The Malaysian Anti-Corruption Commission (MACC) will "most likely" appeal the attorney-general's decision to close the RM2.6 billion and SRC International cases.
The commission's special operations director Bahri Mohd Zin described the cases to The Star as being "straightforward".
Yesterday, attorney-general Mohamed Apandi Ali said there were no grounds to prosecute Prime Minister Najib Abdul Razak in relation to the cases.
Among others, Apandi said the RM2.6 billion donation in 2013 came from the Saudi royal family and of this, RM2.03 billion was returned in August the same year.
Bahri, who spearheaded the SRC probe, was among the MACC directors slapped with a transfer to the Prime Minister's Department last year.
This was after he swore to find the culprits amid a crackdown on the MACC officers involved in the probe.

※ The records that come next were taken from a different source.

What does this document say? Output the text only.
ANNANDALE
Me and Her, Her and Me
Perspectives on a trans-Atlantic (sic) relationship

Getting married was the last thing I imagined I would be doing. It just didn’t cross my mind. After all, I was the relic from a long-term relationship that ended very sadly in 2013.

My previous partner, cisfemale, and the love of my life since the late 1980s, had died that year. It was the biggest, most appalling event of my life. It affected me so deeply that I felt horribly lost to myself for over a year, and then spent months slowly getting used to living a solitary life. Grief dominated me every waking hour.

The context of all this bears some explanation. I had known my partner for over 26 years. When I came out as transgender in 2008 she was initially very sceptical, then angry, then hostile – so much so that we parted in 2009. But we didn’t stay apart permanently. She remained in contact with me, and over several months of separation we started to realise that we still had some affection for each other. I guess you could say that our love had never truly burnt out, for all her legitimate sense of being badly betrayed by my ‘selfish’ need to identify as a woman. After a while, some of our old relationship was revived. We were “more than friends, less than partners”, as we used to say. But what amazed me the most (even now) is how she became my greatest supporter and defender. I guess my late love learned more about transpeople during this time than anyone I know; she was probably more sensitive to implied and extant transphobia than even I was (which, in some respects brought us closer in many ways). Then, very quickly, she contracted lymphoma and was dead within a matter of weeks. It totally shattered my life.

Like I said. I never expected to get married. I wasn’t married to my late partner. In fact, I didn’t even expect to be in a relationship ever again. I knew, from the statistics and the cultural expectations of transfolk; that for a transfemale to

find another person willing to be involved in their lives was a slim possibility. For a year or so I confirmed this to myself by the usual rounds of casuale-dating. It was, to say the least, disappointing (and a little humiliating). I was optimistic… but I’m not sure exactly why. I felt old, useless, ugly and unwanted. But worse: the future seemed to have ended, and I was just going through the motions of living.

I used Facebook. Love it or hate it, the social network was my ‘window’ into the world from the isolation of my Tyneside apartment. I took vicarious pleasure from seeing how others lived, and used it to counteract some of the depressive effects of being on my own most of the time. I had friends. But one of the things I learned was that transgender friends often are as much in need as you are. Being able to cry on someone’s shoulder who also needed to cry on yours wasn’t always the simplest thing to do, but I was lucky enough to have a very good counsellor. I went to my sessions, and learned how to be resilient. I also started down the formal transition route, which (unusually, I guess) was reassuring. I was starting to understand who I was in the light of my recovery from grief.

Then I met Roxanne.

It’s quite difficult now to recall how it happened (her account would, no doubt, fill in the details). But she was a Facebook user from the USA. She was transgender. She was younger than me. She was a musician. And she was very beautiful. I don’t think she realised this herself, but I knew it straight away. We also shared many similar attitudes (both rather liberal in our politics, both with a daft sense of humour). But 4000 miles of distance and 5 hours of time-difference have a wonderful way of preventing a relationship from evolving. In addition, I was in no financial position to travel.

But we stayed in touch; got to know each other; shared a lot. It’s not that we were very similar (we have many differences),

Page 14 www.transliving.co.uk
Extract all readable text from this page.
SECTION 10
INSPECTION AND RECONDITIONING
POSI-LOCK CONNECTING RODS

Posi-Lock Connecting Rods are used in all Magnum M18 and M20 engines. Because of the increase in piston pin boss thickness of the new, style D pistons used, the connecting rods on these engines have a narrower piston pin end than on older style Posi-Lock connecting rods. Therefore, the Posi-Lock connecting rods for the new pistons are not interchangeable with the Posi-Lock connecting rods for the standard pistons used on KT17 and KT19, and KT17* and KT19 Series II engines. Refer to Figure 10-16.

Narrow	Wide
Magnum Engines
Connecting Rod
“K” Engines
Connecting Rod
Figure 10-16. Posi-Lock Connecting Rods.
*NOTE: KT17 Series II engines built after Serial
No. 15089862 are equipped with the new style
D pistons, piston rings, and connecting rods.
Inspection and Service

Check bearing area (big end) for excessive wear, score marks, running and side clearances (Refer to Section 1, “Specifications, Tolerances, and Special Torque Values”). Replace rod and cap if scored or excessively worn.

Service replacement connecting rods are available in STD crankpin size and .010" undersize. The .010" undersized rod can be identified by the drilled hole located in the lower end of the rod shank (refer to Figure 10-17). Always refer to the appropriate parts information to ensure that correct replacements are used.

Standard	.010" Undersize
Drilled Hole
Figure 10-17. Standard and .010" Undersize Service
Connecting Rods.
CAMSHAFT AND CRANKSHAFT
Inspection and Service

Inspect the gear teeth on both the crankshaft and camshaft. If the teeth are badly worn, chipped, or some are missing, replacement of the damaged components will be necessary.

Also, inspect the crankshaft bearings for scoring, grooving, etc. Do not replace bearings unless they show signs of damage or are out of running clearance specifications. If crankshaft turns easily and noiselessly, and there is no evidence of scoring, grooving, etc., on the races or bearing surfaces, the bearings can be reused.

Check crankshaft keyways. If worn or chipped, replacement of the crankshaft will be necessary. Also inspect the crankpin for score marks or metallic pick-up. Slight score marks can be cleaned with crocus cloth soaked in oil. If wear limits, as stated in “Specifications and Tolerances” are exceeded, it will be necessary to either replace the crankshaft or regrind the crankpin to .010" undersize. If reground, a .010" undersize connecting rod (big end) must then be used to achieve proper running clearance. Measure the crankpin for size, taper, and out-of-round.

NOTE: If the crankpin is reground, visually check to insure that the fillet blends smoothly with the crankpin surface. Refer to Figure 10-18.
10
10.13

The transfer order was subsequently rescinded.
The crackdown was initiated after the Wall Street Journal and whistleblower website Sarawak Report exposed the transactions based on leaked documents by Malaysian investigators.
Apandi's decision not to take action against Najib also drew condemnation from various quarters, with some claiming it was for this reason he had been appointed.
The AG took over the post weeks after the donation and SRC issues erupted following his predecessor Abdul Gani Patail's sudden removal over health reasons.
However, Apandi and the government have denied any ulterior agenda, and the AG had pledged to act without fear or favour.
Najib has repeatedly denied abusing public funds for personal gain, and blamed such allegations on those plotting his downfall.